Since the Peng and Bolte study in 1992, a review of the literature found three additional studies that followed the mainstream research of lexical-to-numeric mapping (Boettcher, 1995; Ness, 1995; Tavana, Kennedy, & Mohebbi, 1997). Of these studies, only the first study supplied a context for subjects. Two methodological considerations might have explained this research trend of context-free lexical-to-numeric mapping. First, it was more straightforward to quantify the meaning of probability expressions in the lexical-to-numeric mapping process than in the numeric-to-lexical mapping process. In the lexical-to-numeric mapping process, researchers typically presented lexical expressions to subjects and asked them to supply numeric equivalents. Once the data were collected, the group mean, median, percentile, or range of each probability expression were calculated. Derived in this way, the estimates (i.e., mean, median, percentile, and range) have been stable over 20 years of research (Mosteller & Youtz, 1990; Reagan et al., 1989), and is well accepted in the field of psychology. On the other hand, the data collected on numeric-to-lexical mapping usually consist of frequencies of verbal restatement or words selection. In order to analyze this type of data, a researcher needs sophisticated quantitative methods. The three studies researching numeric-to-lexical mapping reviewed by Peng and Bolte (1992) all employed more advanced models, than those used by researchers studying the lexical-to-numeric mapping, to unveil the underlying meaning of numeric probabilities (Budescu et al., 1988; Reagan et al., 1989; Wallsten et al., 1986).

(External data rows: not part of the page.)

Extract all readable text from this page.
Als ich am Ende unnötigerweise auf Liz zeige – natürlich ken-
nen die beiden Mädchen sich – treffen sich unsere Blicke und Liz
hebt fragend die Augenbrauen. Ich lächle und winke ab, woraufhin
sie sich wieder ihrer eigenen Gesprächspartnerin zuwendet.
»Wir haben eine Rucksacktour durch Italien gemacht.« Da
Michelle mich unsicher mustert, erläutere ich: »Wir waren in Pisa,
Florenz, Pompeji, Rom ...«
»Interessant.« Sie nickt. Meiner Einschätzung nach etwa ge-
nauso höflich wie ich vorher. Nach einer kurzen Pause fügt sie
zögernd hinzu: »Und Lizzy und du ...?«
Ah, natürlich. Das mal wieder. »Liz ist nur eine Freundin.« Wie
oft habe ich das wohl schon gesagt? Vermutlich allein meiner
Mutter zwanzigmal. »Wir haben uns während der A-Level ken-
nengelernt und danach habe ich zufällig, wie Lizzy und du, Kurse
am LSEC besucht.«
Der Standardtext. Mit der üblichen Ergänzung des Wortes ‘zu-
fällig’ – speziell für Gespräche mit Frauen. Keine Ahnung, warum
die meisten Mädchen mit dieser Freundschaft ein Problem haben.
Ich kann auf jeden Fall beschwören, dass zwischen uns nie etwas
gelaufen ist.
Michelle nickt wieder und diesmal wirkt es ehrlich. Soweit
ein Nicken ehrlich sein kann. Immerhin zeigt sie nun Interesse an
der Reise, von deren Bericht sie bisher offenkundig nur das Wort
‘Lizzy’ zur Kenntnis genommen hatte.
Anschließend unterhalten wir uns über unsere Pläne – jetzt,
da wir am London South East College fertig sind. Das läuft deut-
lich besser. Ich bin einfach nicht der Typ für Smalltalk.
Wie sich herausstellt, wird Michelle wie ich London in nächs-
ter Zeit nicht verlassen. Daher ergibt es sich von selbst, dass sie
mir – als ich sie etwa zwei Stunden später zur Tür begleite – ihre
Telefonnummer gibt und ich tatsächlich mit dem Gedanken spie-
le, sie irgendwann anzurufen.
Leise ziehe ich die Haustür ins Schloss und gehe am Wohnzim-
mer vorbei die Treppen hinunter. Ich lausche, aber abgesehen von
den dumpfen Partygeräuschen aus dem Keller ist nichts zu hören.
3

The second methodological concern is that embedding probability information within a context is procedurally more complex than the context-free mapping (Clark, 1990). Arguing that the meaning of a probability expression could never be obtained directly but only derived from its use on a particular occasion, Clark (1990) proposed a two-step approach to determining the meaning of an expression. Clark's proposal started with step one–examining the possible uses of the expression and establish how it is interpreted on each occasion. This was to be followed by step two–reconstructing the meaning of the expression from the invariances in these interpretations (1990, p.14). According to Clark's theory, if a probability expression was presented to a subject without any context, she/he had to imagine a more or less concrete situation in which the expression would be used; researchers then had to estimate the numeric probability it would denote in that situation. Since subjects could imagine different situations and therefore yield different numerical equivalents to the same expression, a point- or interval-estimate of that expression was merely an aggregation over a set of unknown situations. Therefore, he suggested that the "no context" condition was really the "unknown context" condition. Clark (1990) further demonstrated, using empirical evidence from psychology literature, that the numeric meanings of probability expressions changed drastically with contexts in which the expressions were embedded. For example, the word, "frequently" was judged to represent about 75% of the time in the context, "At a recent press conference, Miss Sweden said she felt that in real life men frequently found her attractive." The same word, "frequently" represented about 28% of the time in the context, "The New York Daily News reported that in the U.S.A. during February 1966, commercial passenger planes frequently crashed." It was apparent that the difference between 75% and 28% was due to the context effect. Substantial context effects, due to the severity of the disease symptoms, the familiarity of the intended audience with the issues discussed,etc., on the meanings of probability expressions were also found in the other reviews by Tanur (1990) and Wallsten and Budescu (1990).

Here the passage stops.